Sclereids are the reduced form of sclerenchyma cells with highly thickened, lignified walls.

They are small bundles of sclerenchyma tissue in plants that form durable layers, such as the cores of apples and the gritty texture of pears (Pyrus communis). Sclereids are variable in shape. The cells can be isodiametric, prosenchymatic, forked or elaborately branched. They can be grouped into bundles, can form complete tubes located at the periphery or can occur as single cells or small groups of cells within parenchyma tissues. But compared with most fibres, sclereids are relatively short. Characteristic examples are brachysclereids or the stone cells (called stone cells because of their hardness) of pears and quinces (Cydonia oblonga) and those of the shoot of the wax plant (Hoya carnosa). The cell walls fill nearly all the cell's volume. A layering of the walls and the existence of branched pits is clearly visible. Branched pits such as these are called ramiform pits.
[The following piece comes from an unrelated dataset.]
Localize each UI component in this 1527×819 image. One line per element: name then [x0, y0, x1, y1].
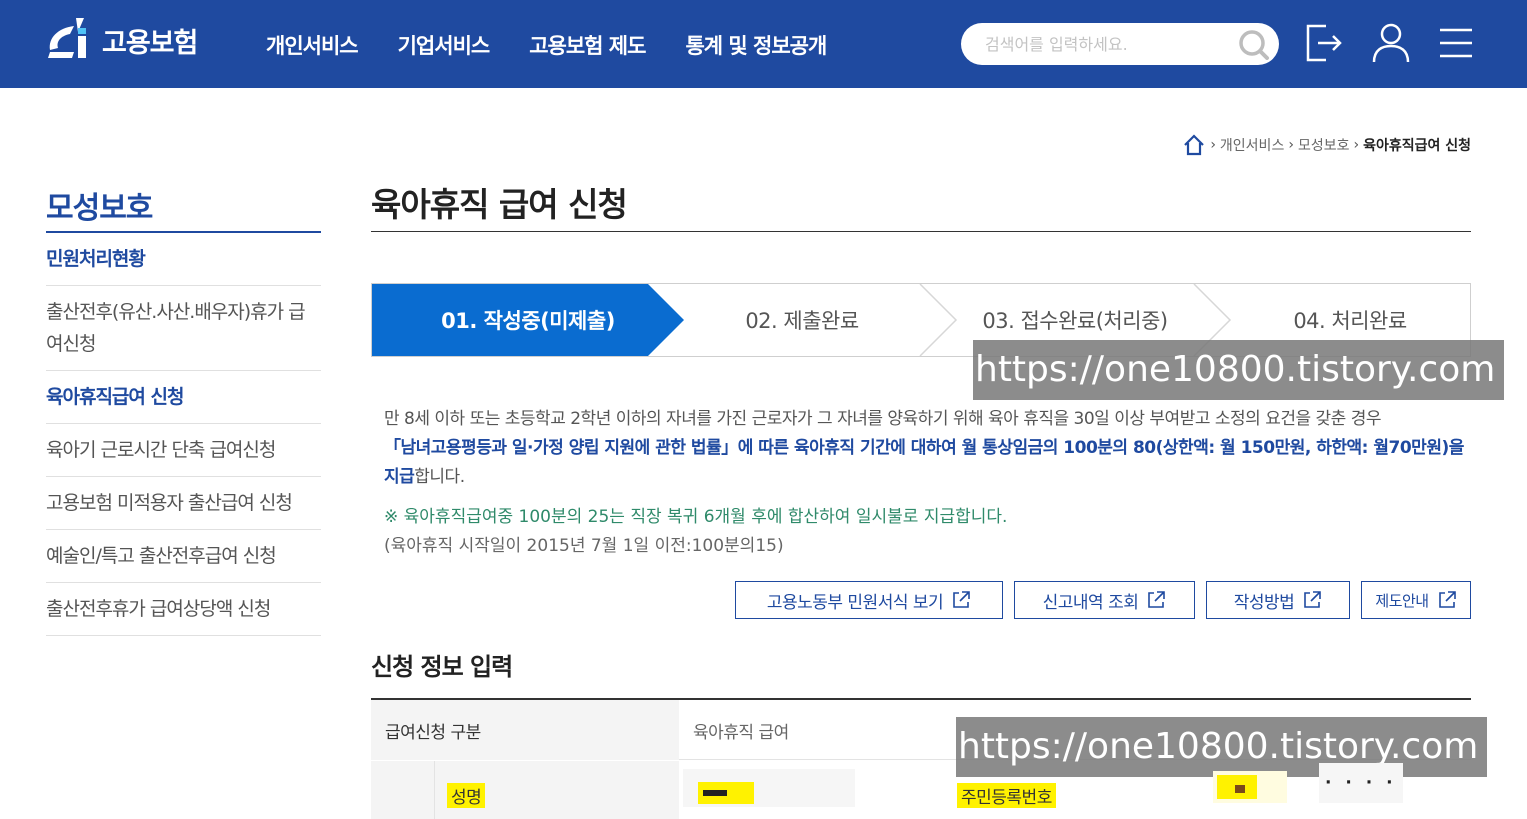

The shell of many seeds like those of nuts as well as the stones of drupes like cherries and plums are made up from sclereids.

These structures are used to protect other cells.

== Economic and industrial importance ==

=== In the automotive industry ===
Due to their environmentally friendliness, outstanding engineering abilities, and easy to process nature, sclerenchyma fibers have found broadly expanding applications in composites and engineering materials. Natural Fiber Reinforced Polymer Composites (NFRPCs) have gained popularity, they answered the necessity of the automotive industry to seek innovative solutions using sustainable materials for light weighting and eco friendly. In the automotive industry, NFRPC are used in many vehicle parts. Studies on flax fiber blend with vinyl ester resin composites show the vehicle's hood that weigh about 30% less than steel, which improves lightweight design, and associated with better fuel efficiency and lower CO2 release over the vehicels life cycle, maintaining sustainability. other similar composites: plastics merged with flax, sisal, hemp fibers, and other plants fibers, are also found in dashboards, door panels, headliners, and under floor parts.